The remixes prompted the company to develop a user-generated “casting call” contest for new 30-second spots. Entrants had to explain why Arby’s food put them in a good mood. The winner would receive a $10,000 prize and the opportunity to appear in a new Arby’s commercial.
The promotion for the contest was relatively low-key, said Kraut, and limited to online exposure. But the response was overwhelming -- the company received 1,400 submissions, almost five times as many as the company expected.
The submissions were posted on a new Web site and generated 1 million views a month. A new mobile Web site drew 16% of all online views. To draw attention to the effort, the company even filmed a “flash mob” spot in New York’s Times Square.
A social media component featured a Facebook “Philly Zone Page” and a “Tweet Aquarium” for consumers to comment on a new fish sandwich.
Bottom line: the entire cross-platform effort resulted in the highest sales gain the company had seen in a decade.

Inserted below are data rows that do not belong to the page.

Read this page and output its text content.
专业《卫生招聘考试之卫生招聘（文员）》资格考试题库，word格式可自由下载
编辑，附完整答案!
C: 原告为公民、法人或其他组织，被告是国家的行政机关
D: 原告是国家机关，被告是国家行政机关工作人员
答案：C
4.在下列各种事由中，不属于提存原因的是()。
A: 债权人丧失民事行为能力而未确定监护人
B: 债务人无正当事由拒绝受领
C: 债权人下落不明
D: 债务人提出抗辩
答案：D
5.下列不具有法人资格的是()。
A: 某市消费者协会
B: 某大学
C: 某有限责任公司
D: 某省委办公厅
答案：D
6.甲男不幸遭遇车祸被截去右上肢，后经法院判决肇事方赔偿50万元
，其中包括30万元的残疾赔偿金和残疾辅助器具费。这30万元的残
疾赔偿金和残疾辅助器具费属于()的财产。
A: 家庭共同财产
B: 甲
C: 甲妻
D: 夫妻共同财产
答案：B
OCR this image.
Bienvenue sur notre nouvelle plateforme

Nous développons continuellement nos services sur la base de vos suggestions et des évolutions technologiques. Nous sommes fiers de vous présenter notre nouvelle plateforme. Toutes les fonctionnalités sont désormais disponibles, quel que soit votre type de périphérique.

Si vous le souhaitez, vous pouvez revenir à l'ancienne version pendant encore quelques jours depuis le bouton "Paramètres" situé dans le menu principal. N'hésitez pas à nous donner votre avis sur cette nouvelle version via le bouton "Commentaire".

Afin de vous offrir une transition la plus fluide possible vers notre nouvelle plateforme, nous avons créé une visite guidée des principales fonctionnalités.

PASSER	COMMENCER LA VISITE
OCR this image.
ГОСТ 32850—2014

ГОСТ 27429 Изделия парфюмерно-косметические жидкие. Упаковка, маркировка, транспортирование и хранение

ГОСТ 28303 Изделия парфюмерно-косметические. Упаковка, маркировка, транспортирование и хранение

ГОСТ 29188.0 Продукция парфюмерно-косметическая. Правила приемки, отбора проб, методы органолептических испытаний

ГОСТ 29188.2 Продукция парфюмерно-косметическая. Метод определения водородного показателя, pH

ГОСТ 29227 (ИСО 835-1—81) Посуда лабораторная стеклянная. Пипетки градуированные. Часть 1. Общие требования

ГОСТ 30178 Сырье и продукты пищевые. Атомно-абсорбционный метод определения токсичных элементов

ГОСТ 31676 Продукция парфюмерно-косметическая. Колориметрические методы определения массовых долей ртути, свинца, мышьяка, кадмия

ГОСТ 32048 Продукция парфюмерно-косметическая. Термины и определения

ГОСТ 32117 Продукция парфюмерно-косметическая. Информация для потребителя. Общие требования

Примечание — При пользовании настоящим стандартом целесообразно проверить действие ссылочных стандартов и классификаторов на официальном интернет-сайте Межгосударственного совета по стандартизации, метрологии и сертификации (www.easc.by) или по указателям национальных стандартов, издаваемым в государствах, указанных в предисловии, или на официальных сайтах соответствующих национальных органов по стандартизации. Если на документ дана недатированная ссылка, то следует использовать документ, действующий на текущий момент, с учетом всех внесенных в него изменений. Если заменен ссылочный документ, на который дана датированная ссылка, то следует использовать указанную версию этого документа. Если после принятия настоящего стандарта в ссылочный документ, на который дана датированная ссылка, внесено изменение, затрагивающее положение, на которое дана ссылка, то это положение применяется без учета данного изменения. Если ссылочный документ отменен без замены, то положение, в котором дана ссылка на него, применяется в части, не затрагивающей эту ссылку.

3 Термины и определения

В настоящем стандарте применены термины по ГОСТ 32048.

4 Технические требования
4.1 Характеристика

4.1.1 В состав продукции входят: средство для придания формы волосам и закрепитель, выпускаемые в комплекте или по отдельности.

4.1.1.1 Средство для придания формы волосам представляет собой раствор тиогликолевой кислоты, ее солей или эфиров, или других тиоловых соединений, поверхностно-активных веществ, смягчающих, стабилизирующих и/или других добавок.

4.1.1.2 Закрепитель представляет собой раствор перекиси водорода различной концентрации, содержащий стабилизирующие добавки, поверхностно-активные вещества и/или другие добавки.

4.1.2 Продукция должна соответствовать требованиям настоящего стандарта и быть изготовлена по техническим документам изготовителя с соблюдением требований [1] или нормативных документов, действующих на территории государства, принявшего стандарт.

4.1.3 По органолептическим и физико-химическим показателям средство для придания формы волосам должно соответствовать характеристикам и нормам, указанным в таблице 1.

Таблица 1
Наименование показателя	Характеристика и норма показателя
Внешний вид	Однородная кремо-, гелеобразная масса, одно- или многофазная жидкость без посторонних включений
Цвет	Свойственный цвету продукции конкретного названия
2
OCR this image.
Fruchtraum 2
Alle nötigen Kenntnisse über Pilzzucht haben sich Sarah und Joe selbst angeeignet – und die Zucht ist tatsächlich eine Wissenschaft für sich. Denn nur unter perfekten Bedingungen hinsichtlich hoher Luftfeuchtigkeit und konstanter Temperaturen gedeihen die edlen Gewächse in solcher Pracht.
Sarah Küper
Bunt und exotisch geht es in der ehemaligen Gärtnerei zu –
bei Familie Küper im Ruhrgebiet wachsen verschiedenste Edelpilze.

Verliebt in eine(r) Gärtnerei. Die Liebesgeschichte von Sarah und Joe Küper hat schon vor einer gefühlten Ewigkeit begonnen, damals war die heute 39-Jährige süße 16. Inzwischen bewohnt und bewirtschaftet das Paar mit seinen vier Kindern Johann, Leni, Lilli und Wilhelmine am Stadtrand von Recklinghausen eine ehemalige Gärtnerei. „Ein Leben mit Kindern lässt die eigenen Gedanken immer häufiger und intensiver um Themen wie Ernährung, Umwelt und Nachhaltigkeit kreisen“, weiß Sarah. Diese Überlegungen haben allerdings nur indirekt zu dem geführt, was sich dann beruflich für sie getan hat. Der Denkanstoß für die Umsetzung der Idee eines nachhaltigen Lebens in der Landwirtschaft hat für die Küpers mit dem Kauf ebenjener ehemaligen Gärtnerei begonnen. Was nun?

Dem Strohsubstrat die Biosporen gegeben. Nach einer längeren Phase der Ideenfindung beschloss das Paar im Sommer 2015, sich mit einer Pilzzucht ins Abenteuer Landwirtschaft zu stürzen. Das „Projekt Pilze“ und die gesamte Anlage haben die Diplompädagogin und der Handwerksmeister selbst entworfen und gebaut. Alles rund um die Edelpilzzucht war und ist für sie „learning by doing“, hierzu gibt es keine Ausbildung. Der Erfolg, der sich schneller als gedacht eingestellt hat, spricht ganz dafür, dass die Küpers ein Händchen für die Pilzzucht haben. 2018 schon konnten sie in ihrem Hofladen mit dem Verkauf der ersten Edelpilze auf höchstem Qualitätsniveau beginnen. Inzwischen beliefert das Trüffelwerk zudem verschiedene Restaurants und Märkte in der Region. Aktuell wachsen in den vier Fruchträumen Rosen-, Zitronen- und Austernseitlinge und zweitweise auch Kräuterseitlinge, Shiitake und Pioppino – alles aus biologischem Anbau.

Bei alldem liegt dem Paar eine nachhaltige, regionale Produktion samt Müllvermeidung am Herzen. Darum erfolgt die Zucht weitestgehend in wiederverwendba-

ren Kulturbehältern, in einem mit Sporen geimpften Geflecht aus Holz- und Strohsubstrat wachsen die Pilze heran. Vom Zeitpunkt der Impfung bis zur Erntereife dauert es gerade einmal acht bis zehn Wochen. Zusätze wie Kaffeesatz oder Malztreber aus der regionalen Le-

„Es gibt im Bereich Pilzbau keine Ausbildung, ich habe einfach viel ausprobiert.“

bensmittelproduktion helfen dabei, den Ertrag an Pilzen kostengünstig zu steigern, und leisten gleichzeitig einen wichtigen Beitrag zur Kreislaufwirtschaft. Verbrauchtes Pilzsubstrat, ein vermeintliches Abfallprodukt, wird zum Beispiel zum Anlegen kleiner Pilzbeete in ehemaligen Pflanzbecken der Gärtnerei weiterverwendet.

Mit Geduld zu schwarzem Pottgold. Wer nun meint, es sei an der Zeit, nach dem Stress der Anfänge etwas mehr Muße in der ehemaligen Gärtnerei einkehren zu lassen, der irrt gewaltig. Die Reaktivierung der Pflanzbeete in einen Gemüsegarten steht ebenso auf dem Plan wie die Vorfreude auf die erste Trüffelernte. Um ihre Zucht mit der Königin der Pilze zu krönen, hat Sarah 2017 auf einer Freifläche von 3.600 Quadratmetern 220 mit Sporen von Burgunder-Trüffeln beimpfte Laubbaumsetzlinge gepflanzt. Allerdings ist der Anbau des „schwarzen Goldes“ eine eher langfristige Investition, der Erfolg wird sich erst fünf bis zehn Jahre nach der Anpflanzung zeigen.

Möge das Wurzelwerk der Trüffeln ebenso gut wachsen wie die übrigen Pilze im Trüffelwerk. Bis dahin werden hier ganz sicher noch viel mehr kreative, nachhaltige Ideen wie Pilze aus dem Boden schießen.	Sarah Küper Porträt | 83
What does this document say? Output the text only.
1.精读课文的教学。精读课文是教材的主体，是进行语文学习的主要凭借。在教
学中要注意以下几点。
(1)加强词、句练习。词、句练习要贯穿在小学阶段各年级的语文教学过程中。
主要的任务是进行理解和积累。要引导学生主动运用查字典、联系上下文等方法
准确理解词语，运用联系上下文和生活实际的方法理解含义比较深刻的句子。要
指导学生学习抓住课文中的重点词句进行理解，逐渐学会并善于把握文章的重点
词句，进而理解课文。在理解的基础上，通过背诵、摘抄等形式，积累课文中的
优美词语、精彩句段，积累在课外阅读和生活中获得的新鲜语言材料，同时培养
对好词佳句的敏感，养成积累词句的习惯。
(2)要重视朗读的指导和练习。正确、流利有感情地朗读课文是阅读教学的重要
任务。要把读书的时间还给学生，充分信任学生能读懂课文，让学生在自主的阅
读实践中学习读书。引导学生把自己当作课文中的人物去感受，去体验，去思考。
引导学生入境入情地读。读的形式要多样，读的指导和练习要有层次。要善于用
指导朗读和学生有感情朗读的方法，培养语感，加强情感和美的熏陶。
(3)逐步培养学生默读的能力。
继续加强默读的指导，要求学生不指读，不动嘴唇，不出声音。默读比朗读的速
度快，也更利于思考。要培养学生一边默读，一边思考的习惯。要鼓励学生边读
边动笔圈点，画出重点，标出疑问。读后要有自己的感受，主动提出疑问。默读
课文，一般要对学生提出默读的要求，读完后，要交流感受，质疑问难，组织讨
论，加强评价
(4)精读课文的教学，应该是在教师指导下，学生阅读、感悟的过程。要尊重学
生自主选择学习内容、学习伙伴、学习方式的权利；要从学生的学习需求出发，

Facebook fans grew over threefold to nearly 800,000, while Twitter followers climbed to over 30,000. And tagline awareness grew 60% in 10 months.
And while 80% of the company’s budget is still reserved for TV Kraut said “we wanted to extend the message,” given the online response.
While user-generated content is always a risk, Kraut said the company believed the YouTube re-mixes and the response to the contest revealed an untapped reservoir of consumers “who wanted to connect with us.”
During the depths of the recession, said Kraut, the company was hit by a “perfect storm” of bad economy, muddled marketing and confusing shift in menu items that led to a double-digit sales plunge. But with a new integrated marketing campaign that engaged consumers, an improving economy and tweaks to the menu, the company appears to be back on track.